Paseo al Abrigo de Muriecho

El Barranco Fornocal y el Portal de la Cunarda

El Barranco Fornocal y el Portal de la Cunarda.

El Parque Cultural del Río Vero

El Parque Cultural del Río Vero se creó en 1998 para gestionar el patrimonio cultural y natural que se halla en el curso del Río Vero. Al mismo tiempo facilita el flujo de informaciones al publico y potencia las visitas turísticas. Nosotros, acompañados por el perro, no buscamos los servicios de las instalaciones en los pueblos, como los centros de interpretación, o las rutas guiadas. Pero nos podemos aprovechar de los senderos limpios y balizados para dar unos bonitos paseos culturales por este paisaje asombroso.
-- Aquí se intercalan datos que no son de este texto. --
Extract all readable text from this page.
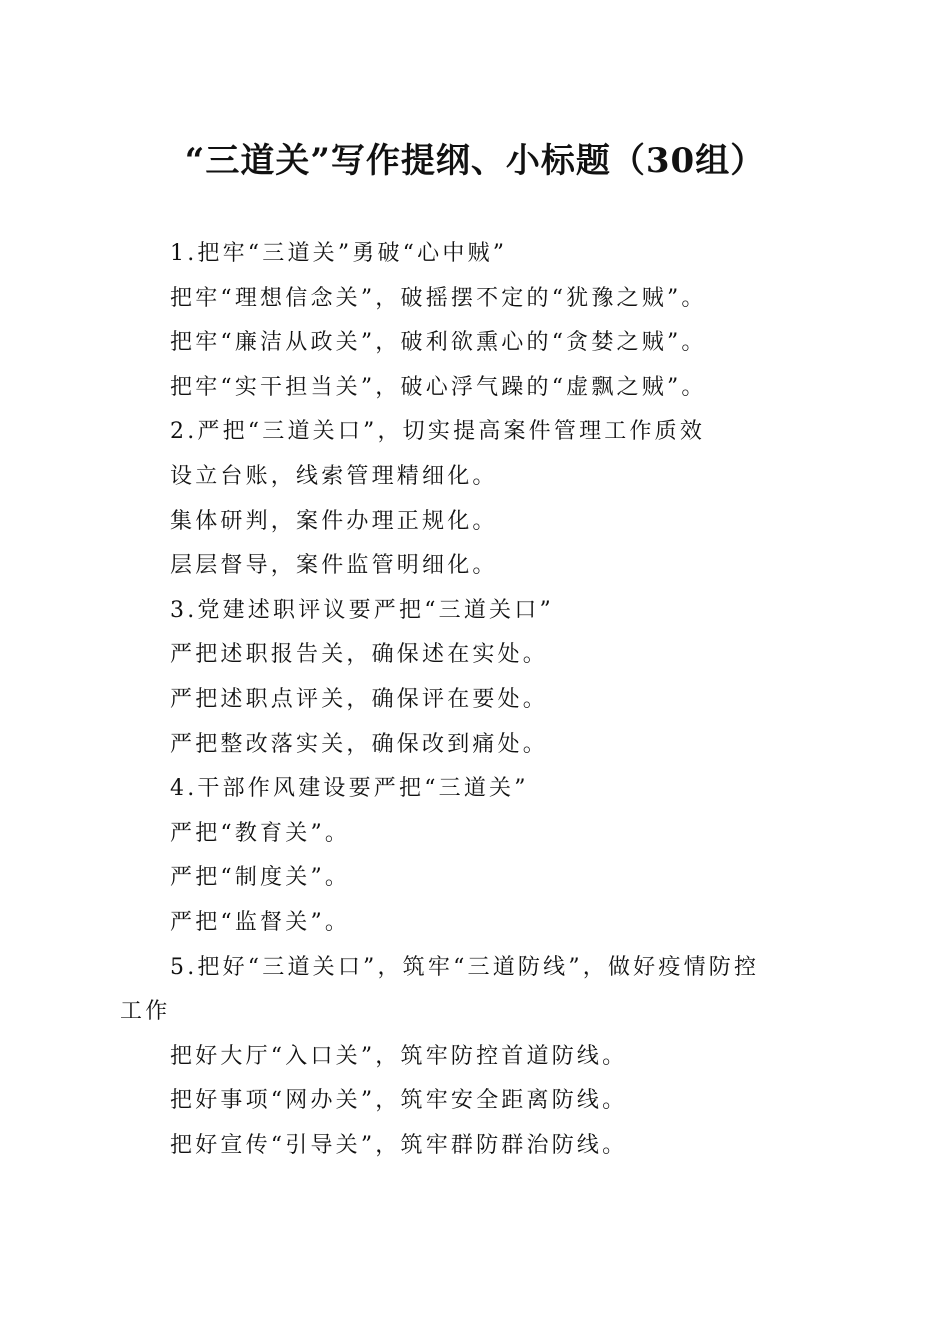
“三道关”写作提纲、小标题（30组）

1.把牢“三道关”勇破“心中贼”

把牢“理想信念关”，破摇摆不定的“犹豫之贼”。

把牢“廉洁从政关”，破利欲熏心的“贪婪之贼”。

把牢“实干担当关”，破心浮气躁的“虚飘之贼”。

2.严把“三道关口”，切实提高案件管理工作质效

设立台账，线索管理精细化。

集体研判，案件办理正规化。

层层督导，案件监管明细化。

3.党建述职评议要严把“三道关口”

严把述职报告关，确保述在实处。

严把述职点评关，确保评在要处。

严把整改落实关，确保改到痛处。

4.干部作风建设要严把“三道关”

严把“教育关”。

严把“制度关”。

严把“监督关”。

5.把好“三道关口”，筑牢“三道防线”，做好疫情防控

工作

把好大厅“入口关”，筑牢防控首道防线。

把好事项“网办关”，筑牢安全距离防线。

把好宣传“引导关”，筑牢群防群治防线。
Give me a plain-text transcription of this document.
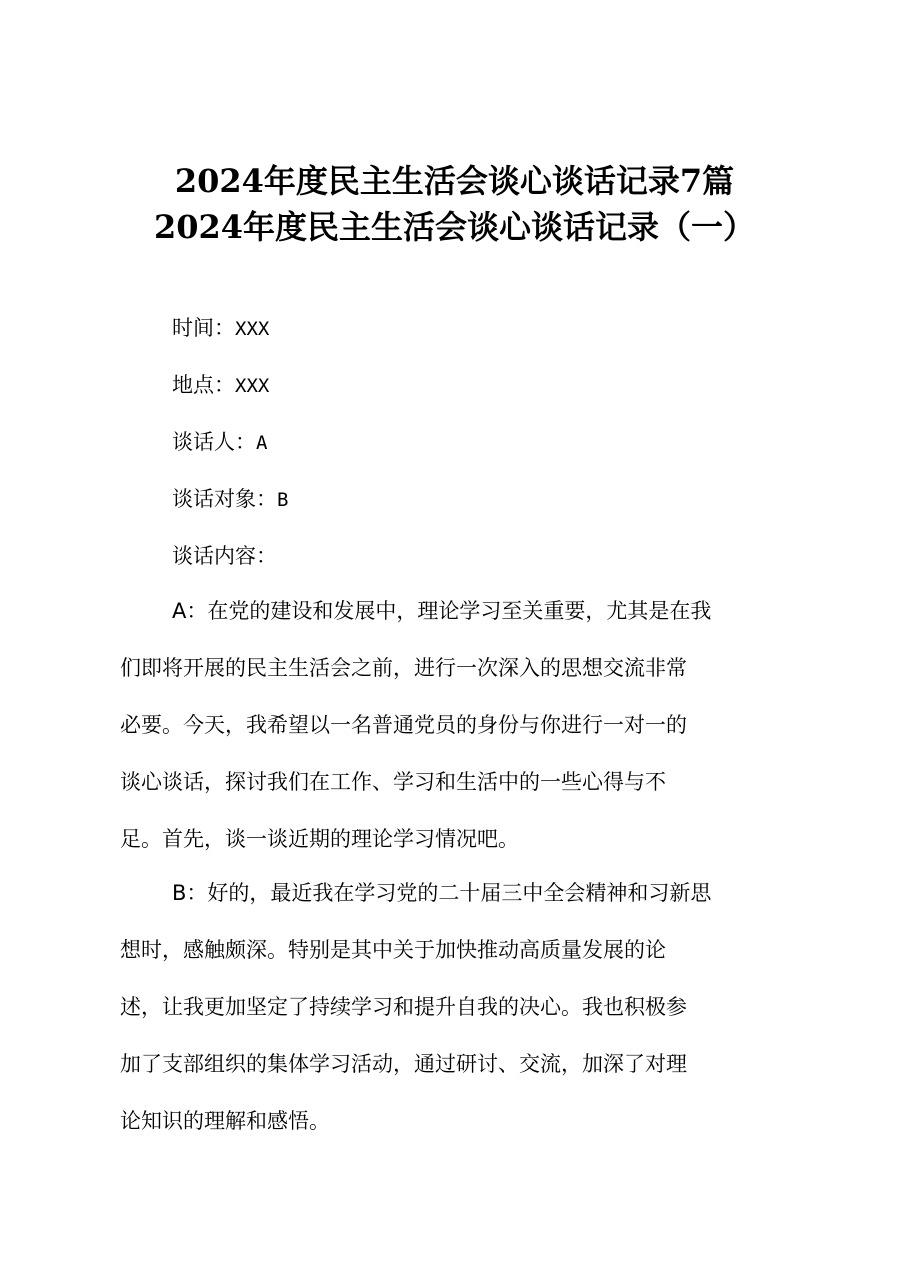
2024年度民主生活会谈心谈话记录7篇
2024年度民主生活会谈心谈话记录（一）
时间：XXX
地点：XXX
谈话人：A
谈话对象：B
谈话内容：
A：在党的建设和发展中，理论学习至关重要，尤其是在我
们即将开展的民主生活会之前，进行一次深入的思想交流非常
必要。今天，我希望以一名普通党员的身份与你进行一对一的
谈心谈话，探讨我们在工作、学习和生活中的一些心得与不
足。首先，谈一谈近期的理论学习情况吧。
B：好的，最近我在学习党的二十届三中全会精神和习新思
想时，感触颇深。特别是其中关于加快推动高质量发展的论
述，让我更加坚定了持续学习和提升自我的决心。我也积极参
加了支部组织的集体学习活动，通过研讨、交流，加深了对理
论知识的理解和感悟。
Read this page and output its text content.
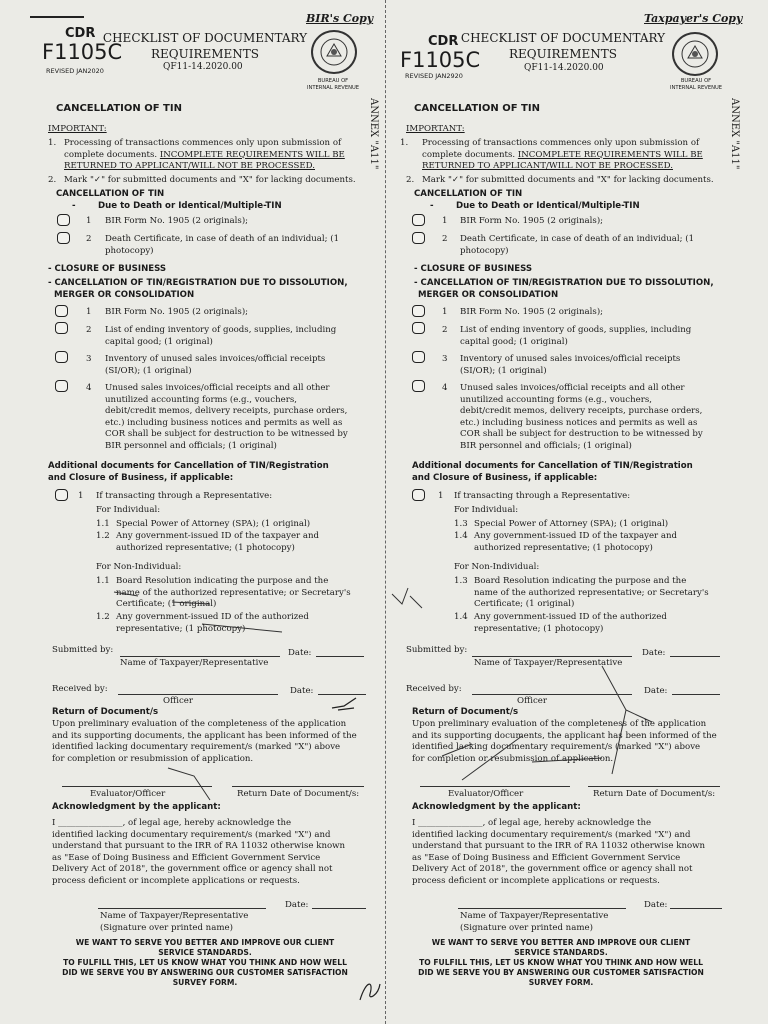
BIR's Copy
CDR
F1105C
REVISED JAN2020
CHECKLIST OF DOCUMENTARY
REQUIREMENTS
QF11-14.2020.00
BUREAU OF
INTERNAL REVENUE
ANNEX "A11"
CANCELLATION OF TIN
IMPORTANT:
1. Processing of transactions commences only upon submission of
complete documents. INCOMPLETE REQUIREMENTS WILL BE
RETURNED TO APPLICANT/WILL NOT BE PROCESSED.
2. Mark "✓" for submitted documents and "X" for lacking documents.
CANCELLATION OF TIN
-	Due to Death or Identical/Multiple-TIN
1 BIR Form No. 1905 (2 originals);
2 Death Certificate, in case of death of an individual; (1
photocopy)
- CLOSURE OF BUSINESS
- CANCELLATION OF TIN/REGISTRATION DUE TO DISSOLUTION,
MERGER OR CONSOLIDATION
1 BIR Form No. 1905 (2 originals);
2 List of ending inventory of goods, supplies, including
capital good; (1 original)
3 Inventory of unused sales invoices/official receipts
(SI/OR); (1 original)
4 Unused sales invoices/official receipts and all other
unutilized accounting forms (e.g., vouchers,
debit/credit memos, delivery receipts, purchase orders,
etc.) including business notices and permits as well as
COR shall be subject for destruction to be witnessed by
BIR personnel and officials; (1 original)
Additional documents for Cancellation of TIN/Registration
and Closure of Business, if applicable:
1 If transacting through a Representative:
For Individual:
1.1 Special Power of Attorney (SPA); (1 original)
1.2 Any government-issued ID of the taxpayer and
authorized representative; (1 photocopy)
For Non-Individual:
1.1 Board Resolution indicating the purpose and the
name of the authorized representative; or Secretary's
Certificate; (1 original)
1.2 Any government-issued ID of the authorized
representative; (1 photocopy)
Submitted by:	Date:
Name of Taxpayer/Representative
Received by:	Date:
Officer
Return of Document/s
Upon preliminary evaluation of the completeness of the application
and its supporting documents, the applicant has been informed of the
identified lacking documentary requirement/s (marked "X") above
for completion or resubmission of application.
Evaluator/Officer	Return Date of Document/s:
Acknowledgment by the applicant:
I _______________, of legal age, hereby acknowledge the
identified lacking documentary requirement/s (marked "X") and
understand that pursuant to the IRR of RA 11032 otherwise known
as "Ease of Doing Business and Efficient Government Service
Delivery Act of 2018", the government office or agency shall not
process deficient or incomplete applications or requests.
Date:
Name of Taxpayer/Representative
(Signature over printed name)
WE WANT TO SERVE YOU BETTER AND IMPROVE OUR CLIENT
SERVICE STANDARDS.
TO FULFILL THIS, LET US KNOW WHAT YOU THINK AND HOW WELL
DID WE SERVE YOU BY ANSWERING OUR CUSTOMER SATISFACTION
SURVEY FORM.
Taxpayer's Copy
CDR
F1105C
REVISED JAN2920
CHECKLIST OF DOCUMENTARY
REQUIREMENTS
QF11-14.2020.00
BUREAU OF
INTERNAL REVENUE
ANNEX "A11"
CANCELLATION OF TIN
IMPORTANT:
1. Processing of transactions commences only upon submission of
complete documents. INCOMPLETE REQUIREMENTS WILL BE
RETURNED TO APPLICANT/WILL NOT BE PROCESSED.
2. Mark "✓" for submitted documents and "X" for lacking documents.
CANCELLATION OF TIN
-	Due to Death or Identical/Multiple-TIN
1 BIR Form No. 1905 (2 originals);
2 Death Certificate, in case of death of an individual; (1
photocopy)
- CLOSURE OF BUSINESS
- CANCELLATION OF TIN/REGISTRATION DUE TO DISSOLUTION,
MERGER OR CONSOLIDATION
1 BIR Form No. 1905 (2 originals);
2 List of ending inventory of goods, supplies, including
capital good; (1 original)
3 Inventory of unused sales invoices/official receipts
(SI/OR); (1 original)
4 Unused sales invoices/official receipts and all other
unutilized accounting forms (e.g., vouchers,
debit/credit memos, delivery receipts, purchase orders,
etc.) including business notices and permits as well as
COR shall be subject for destruction to be witnessed by
BIR personnel and officials; (1 original)
Additional documents for Cancellation of TIN/Registration
and Closure of Business, if applicable:
1 If transacting through a Representative:
For Individual:
1.3 Special Power of Attorney (SPA); (1 original)
1.4 Any government-issued ID of the taxpayer and
authorized representative; (1 photocopy)
For Non-Individual:
1.3 Board Resolution indicating the purpose and the
name of the authorized representative; or Secretary's
Certificate; (1 original)
1.4 Any government-issued ID of the authorized
representative; (1 photocopy)
Submitted by:	Date:
Name of Taxpayer/Representative
Received by:	Date:
Officer
Return of Document/s
Upon preliminary evaluation of the completeness of the application
and its supporting documents, the applicant has been informed of the
identified lacking documentary requirement/s (marked "X") above
for completion or resubmission of application.
Evaluator/Officer	Return Date of Document/s:
Acknowledgment by the applicant:
I _______________, of legal age, hereby acknowledge the
identified lacking documentary requirement/s (marked "X") and
understand that pursuant to the IRR of RA 11032 otherwise known
as "Ease of Doing Business and Efficient Government Service
Delivery Act of 2018", the government office or agency shall not
process deficient or incomplete applications or requests.
Date:
Name of Taxpayer/Representative
(Signature over printed name)
WE WANT TO SERVE YOU BETTER AND IMPROVE OUR CLIENT
SERVICE STANDARDS.
TO FULFILL THIS, LET US KNOW WHAT YOU THINK AND HOW WELL
DID WE SERVE YOU BY ANSWERING OUR CUSTOMER SATISFACTION
SURVEY FORM.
Antes de iniciar el paseo podemos informarnos en la web del Parque Cultural del Río Vero.

Ficha Muriecho

Recorte Mapa Alpina

Recorte Mapa Alpina.

La visita de estos abrigos conlleva un largo paseo por una pista que traspasa un pinar. La caminata resulta fácil y agradable, aunque monótono. Sólo al final, cuando nos acercamos a los acantilados del Barranco Fornocal donde se encuentran las pinturas, la excursión coge color y emoción. En el acceso al abrigo veremos el Portal de la Cunarda en el otro lado del cañón todo enmarcado por los acantilados y fajas que flanquean las orillas del Barranco Fornocal.

Como el paseo es corto, lo podemos combinar con la visita del cercano Abrigo de Barfaluy donde se encuentran también pinturas rupestres en un paisaje espectacular y llenar de esta manera una media jornada.

Tiempo:

Del aparcamiento al Abrigo de Muriecho: 45min.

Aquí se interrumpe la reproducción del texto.